Francis laughed. ‘Is that what you think too?’

‘When I’m in a jaded mood. The other great thing about Marv is that he’s a great noticer. He sees everything, all the time. From the colour of the eyeshadow you’re wearing to the guy on the corner who might have a knife in his shoe. It’s an education walking the streets with him.’

‘Where’s he from?’

‘Nottingham, originally. He used the military to get himself away from a pretty shitty situation. As he says, if it hadn’t been the Marines, it would have been a gang …’

‘And now?’

‘He’s no use to them now, is he, so he’s out on his ear like all the others. Actually, that’s the thing that pisses him off most. Not so much losing his arm as his career. As he says, fighting’s what he was trained to do.
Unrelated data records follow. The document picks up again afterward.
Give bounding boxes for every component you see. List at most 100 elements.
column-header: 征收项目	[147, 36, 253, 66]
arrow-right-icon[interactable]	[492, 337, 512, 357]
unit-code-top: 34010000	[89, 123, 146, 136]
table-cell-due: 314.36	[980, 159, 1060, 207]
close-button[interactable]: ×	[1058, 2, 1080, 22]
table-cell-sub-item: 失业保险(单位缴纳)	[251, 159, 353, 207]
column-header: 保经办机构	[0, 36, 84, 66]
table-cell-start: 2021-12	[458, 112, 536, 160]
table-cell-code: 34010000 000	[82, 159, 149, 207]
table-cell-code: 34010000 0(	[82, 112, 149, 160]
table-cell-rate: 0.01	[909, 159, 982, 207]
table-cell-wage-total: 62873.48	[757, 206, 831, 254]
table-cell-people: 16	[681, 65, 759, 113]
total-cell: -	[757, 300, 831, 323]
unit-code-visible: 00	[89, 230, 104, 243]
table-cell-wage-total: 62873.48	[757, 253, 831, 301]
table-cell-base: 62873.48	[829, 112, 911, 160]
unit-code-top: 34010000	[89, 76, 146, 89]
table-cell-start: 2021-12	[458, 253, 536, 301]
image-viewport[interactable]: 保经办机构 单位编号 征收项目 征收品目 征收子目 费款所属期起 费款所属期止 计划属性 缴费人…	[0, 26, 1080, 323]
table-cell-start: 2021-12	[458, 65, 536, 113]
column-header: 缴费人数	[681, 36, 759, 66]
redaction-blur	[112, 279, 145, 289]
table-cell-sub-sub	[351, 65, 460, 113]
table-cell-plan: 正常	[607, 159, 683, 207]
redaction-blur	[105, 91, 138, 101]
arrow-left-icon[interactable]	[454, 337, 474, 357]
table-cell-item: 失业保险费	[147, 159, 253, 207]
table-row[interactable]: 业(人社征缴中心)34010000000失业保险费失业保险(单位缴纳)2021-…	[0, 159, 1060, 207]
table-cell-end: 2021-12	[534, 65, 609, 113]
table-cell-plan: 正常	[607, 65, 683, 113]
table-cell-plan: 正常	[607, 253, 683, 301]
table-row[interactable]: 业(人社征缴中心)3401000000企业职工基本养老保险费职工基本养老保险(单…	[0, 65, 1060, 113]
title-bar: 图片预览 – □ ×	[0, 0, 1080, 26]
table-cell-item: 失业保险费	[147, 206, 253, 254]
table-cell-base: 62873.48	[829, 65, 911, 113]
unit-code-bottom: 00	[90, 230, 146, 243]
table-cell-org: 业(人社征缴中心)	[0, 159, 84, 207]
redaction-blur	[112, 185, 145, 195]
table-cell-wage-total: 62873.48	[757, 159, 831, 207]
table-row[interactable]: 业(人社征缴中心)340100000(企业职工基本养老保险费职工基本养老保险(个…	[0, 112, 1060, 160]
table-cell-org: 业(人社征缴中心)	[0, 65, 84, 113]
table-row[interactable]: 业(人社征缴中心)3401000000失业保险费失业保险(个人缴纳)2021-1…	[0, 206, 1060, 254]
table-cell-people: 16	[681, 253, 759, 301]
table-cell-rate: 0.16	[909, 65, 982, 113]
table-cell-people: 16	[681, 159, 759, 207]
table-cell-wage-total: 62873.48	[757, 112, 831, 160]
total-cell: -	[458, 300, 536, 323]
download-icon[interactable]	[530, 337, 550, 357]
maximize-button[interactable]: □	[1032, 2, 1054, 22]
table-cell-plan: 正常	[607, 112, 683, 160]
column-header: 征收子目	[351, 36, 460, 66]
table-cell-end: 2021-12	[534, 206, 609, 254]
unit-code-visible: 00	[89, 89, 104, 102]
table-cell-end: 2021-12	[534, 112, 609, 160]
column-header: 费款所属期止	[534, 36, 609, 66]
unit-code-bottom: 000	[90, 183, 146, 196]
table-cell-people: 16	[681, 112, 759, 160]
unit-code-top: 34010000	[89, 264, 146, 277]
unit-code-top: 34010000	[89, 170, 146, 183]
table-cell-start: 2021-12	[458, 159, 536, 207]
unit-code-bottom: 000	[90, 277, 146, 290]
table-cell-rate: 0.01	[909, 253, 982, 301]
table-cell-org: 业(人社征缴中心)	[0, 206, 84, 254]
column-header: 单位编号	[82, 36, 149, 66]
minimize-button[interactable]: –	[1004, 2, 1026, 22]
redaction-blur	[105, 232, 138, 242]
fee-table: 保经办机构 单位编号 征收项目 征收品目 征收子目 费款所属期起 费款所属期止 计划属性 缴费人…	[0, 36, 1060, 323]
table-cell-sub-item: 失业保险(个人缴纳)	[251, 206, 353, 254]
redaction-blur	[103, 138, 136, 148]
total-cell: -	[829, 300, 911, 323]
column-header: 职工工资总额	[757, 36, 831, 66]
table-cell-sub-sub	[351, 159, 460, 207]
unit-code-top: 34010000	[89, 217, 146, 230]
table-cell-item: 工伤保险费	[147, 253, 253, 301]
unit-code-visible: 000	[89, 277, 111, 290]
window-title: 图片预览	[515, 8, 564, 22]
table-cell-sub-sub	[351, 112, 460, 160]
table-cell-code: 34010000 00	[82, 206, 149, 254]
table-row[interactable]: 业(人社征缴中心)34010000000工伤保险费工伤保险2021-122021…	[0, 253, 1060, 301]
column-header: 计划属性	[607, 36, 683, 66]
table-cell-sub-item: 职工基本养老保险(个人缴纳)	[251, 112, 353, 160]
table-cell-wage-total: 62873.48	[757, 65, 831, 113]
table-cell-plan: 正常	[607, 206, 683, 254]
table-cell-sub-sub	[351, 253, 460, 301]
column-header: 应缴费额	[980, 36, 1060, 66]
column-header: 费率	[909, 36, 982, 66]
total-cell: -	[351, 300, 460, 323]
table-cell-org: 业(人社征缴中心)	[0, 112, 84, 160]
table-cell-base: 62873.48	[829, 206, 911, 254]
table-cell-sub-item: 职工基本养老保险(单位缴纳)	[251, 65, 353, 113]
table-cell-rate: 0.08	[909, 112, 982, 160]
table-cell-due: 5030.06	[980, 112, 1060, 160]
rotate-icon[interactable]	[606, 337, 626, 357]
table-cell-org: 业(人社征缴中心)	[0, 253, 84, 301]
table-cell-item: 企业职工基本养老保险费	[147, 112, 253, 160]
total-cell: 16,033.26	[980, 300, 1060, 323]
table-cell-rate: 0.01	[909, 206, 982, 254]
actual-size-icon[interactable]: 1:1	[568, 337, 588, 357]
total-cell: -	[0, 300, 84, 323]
It’s what he loved.’

‘So what are his plans?’

‘We’re hoping the book will do well.’

‘You can’t live on that, though.’

‘Andy McNab does. Anyway, there’s no reason why, with a bit of help, Marv mightn’t branch out, write a novel, even.’

‘No reason at all, Anna.’ Francis smiled. ‘With a bit of help. But that’s hardly going to pay the bills, is it?’

‘It might. With luck. In our game you never know, do you?’

‘That’s true. So you’re not planning a baby just yet?’

‘Francis! We’ve only been stepping out together for five months. Give us a chance!’